Which is from Dummit and Foote Exercise 7.3.16. I have no problem with the proof:
$\{z \in R | z\cdot r = r\cdot z \text{ for all $r \in R$ } \}$ is the center of $R$. Given $r$ in the center of $R$ then $\phi(r)\in S$ is in the center of $S$. Since $\phi$ is surjective, there exists $z \in R$ s.t. $\phi(z) =s$ for all $s\in S$, thus $s \cdot \phi(r) = \phi(z)\cdot \phi(r) = \phi(z\cdot r) = \phi(r\cdot z) = \phi(r) \cdot \phi(z) = \phi(r) \cdot s$ for all $s \in S$.
The problem I'm working on has an extra line tacked on to it:
Show that the statement is false when $\phi$ is not surjective.
Surjectivity is a sufficient condition and allowed us to prove the first part. If any false cases existed, then necessarily the homomorphism must not be surjective.

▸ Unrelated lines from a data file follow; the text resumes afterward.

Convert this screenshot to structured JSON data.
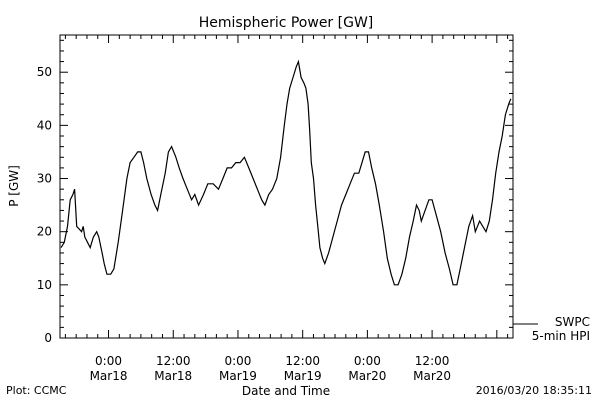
{
  "footer": {
    "plot_credit": "Plot: CCMC",
    "timestamp": "2016/03/20 18:35:11"
  },
  "legend": {
    "source": "SWPC",
    "series": "5-min HPI"
  },
  "chart_data": {
    "type": "line",
    "title": "Hemispheric Power [GW]",
    "xlabel": "Date and Time",
    "ylabel": "P [GW]",
    "ylim": [
      0,
      57
    ],
    "xlim_hours": [
      -4.5,
      37.5
    ],
    "x_ticks": [
      {
        "hour": 0,
        "time": "0:00",
        "date": "Mar18"
      },
      {
        "hour": 6,
        "time": "12:00",
        "date": "Mar18"
      },
      {
        "hour": 12,
        "time": "0:00",
        "date": "Mar19"
      },
      {
        "hour": 18,
        "time": "12:00",
        "date": "Mar19"
      },
      {
        "hour": 24,
        "time": "0:00",
        "date": "Mar20"
      },
      {
        "hour": 30,
        "time": "12:00",
        "date": "Mar20"
      }
    ],
    "y_ticks": [
      0,
      10,
      20,
      30,
      40,
      50
    ],
    "series": [
      {
        "name": "5-min HPI",
        "color": "#000000",
        "points": [
          [
            -4.4,
            17
          ],
          [
            -4.1,
            18
          ],
          [
            -3.8,
            21
          ],
          [
            -3.55,
            26
          ],
          [
            -3.3,
            27
          ],
          [
            -3.15,
            28
          ],
          [
            -2.95,
            21
          ],
          [
            -2.5,
            20
          ],
          [
            -2.35,
            21
          ],
          [
            -2.2,
            19
          ],
          [
            -1.95,
            18
          ],
          [
            -1.7,
            17
          ],
          [
            -1.4,
            19
          ],
          [
            -1.1,
            20
          ],
          [
            -0.9,
            19
          ],
          [
            -0.6,
            16
          ],
          [
            -0.4,
            14
          ],
          [
            -0.15,
            12
          ],
          [
            0.2,
            12
          ],
          [
            0.5,
            13
          ],
          [
            0.9,
            18
          ],
          [
            1.3,
            24
          ],
          [
            1.7,
            30
          ],
          [
            2.0,
            33
          ],
          [
            2.35,
            34
          ],
          [
            2.7,
            35
          ],
          [
            3.0,
            35
          ],
          [
            3.25,
            33
          ],
          [
            3.55,
            30
          ],
          [
            3.95,
            27
          ],
          [
            4.3,
            25
          ],
          [
            4.55,
            24
          ],
          [
            4.85,
            27
          ],
          [
            5.25,
            31
          ],
          [
            5.55,
            35
          ],
          [
            5.85,
            36
          ],
          [
            6.25,
            34
          ],
          [
            6.55,
            32
          ],
          [
            6.9,
            30
          ],
          [
            7.3,
            28
          ],
          [
            7.7,
            26
          ],
          [
            8.0,
            27
          ],
          [
            8.35,
            25
          ],
          [
            8.8,
            27
          ],
          [
            9.2,
            29
          ],
          [
            9.7,
            29
          ],
          [
            10.2,
            28
          ],
          [
            10.6,
            30
          ],
          [
            11.0,
            32
          ],
          [
            11.4,
            32
          ],
          [
            11.8,
            33
          ],
          [
            12.2,
            33
          ],
          [
            12.6,
            34
          ],
          [
            13.0,
            32
          ],
          [
            13.4,
            30
          ],
          [
            13.8,
            28
          ],
          [
            14.2,
            26
          ],
          [
            14.5,
            25
          ],
          [
            14.85,
            27
          ],
          [
            15.2,
            28
          ],
          [
            15.6,
            30
          ],
          [
            15.95,
            34
          ],
          [
            16.3,
            40
          ],
          [
            16.55,
            44
          ],
          [
            16.8,
            47
          ],
          [
            17.1,
            49
          ],
          [
            17.4,
            51
          ],
          [
            17.6,
            52
          ],
          [
            17.85,
            49
          ],
          [
            18.1,
            48
          ],
          [
            18.3,
            47
          ],
          [
            18.5,
            44
          ],
          [
            18.65,
            39
          ],
          [
            18.8,
            33
          ],
          [
            19.0,
            30
          ],
          [
            19.2,
            25
          ],
          [
            19.4,
            21
          ],
          [
            19.6,
            17
          ],
          [
            19.85,
            15
          ],
          [
            20.05,
            14
          ],
          [
            20.4,
            16
          ],
          [
            20.8,
            19
          ],
          [
            21.2,
            22
          ],
          [
            21.6,
            25
          ],
          [
            22.0,
            27
          ],
          [
            22.4,
            29
          ],
          [
            22.8,
            31
          ],
          [
            23.2,
            31
          ],
          [
            23.5,
            33
          ],
          [
            23.8,
            35
          ],
          [
            24.1,
            35
          ],
          [
            24.4,
            32
          ],
          [
            24.75,
            29
          ],
          [
            25.1,
            25
          ],
          [
            25.5,
            20
          ],
          [
            25.85,
            15
          ],
          [
            26.2,
            12
          ],
          [
            26.5,
            10
          ],
          [
            26.85,
            10
          ],
          [
            27.2,
            12
          ],
          [
            27.55,
            15
          ],
          [
            27.9,
            19
          ],
          [
            28.25,
            22
          ],
          [
            28.55,
            25
          ],
          [
            28.8,
            24
          ],
          [
            29.0,
            22
          ],
          [
            29.35,
            24
          ],
          [
            29.7,
            26
          ],
          [
            30.0,
            26
          ],
          [
            30.4,
            23
          ],
          [
            30.8,
            20
          ],
          [
            31.2,
            16
          ],
          [
            31.6,
            13
          ],
          [
            31.95,
            10
          ],
          [
            32.3,
            10
          ],
          [
            32.6,
            13
          ],
          [
            33.0,
            17
          ],
          [
            33.4,
            21
          ],
          [
            33.75,
            23
          ],
          [
            34.0,
            20
          ],
          [
            34.4,
            22
          ],
          [
            34.7,
            21
          ],
          [
            35.0,
            20
          ],
          [
            35.3,
            22
          ],
          [
            35.6,
            26
          ],
          [
            35.9,
            31
          ],
          [
            36.2,
            35
          ],
          [
            36.5,
            38
          ],
          [
            36.8,
            42
          ],
          [
            37.1,
            44
          ],
          [
            37.3,
            45
          ]
        ]
      }
    ]
  }
}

Am I supposed to prove a counterexample? What if $R \subsetneq S$ and $i:R \rightarrow S$ is the inclusion mapping. Then $i$ is not surjective and the image of the center of $R$ must necessarily be contained in the center of $S$. So there exists a non surjective homomorphism whose image of the ring center is central.
Since the image of the center of $R$ necessarily commutes with every element in $\phi(R)$, it must be contained in the center of $\phi(R)$. The only rings I could think of, given the limited types I've been introduced to, that were noncommutative and had pockets of elements that were commutative between themselves were matrix rings and quaternions. Quaternions were a little harder to get what I wanted.
All I could come up with is $\phi: \mathbb{Z} \rightarrow M_2(\mathbb{Z})$, where $M_2(\mathbb{Z})$ is the set of all $2\times 2$ matrices with entries in $\mathbb{Z}$ and $$a \mapsto \begin{pmatrix} a & 0 \\ 0 & 0 \end{pmatrix} $$
Then $\phi(\mathbb{Z}) = \left\{ \begin{pmatrix} a & 0 \\ 0 & 0 \end{pmatrix}\Bigg| a\in \mathbb{Z} \right\} \nsubseteq \left\{ \begin{pmatrix} a & 0 \\ 0 & a \end{pmatrix}\Bigg| a\in \mathbb{Z} \right\}$. I extrapolated from here that the center of $M_2(\mathbb{Z})$ is $\left\{\begin{pmatrix} a & 0 \\ 0 & a \end{pmatrix}\Bigg| a\in \mathbb{Z} \right\}$.
Does this work as a counterexample? If so, is there a less trivial, more interesting example than this?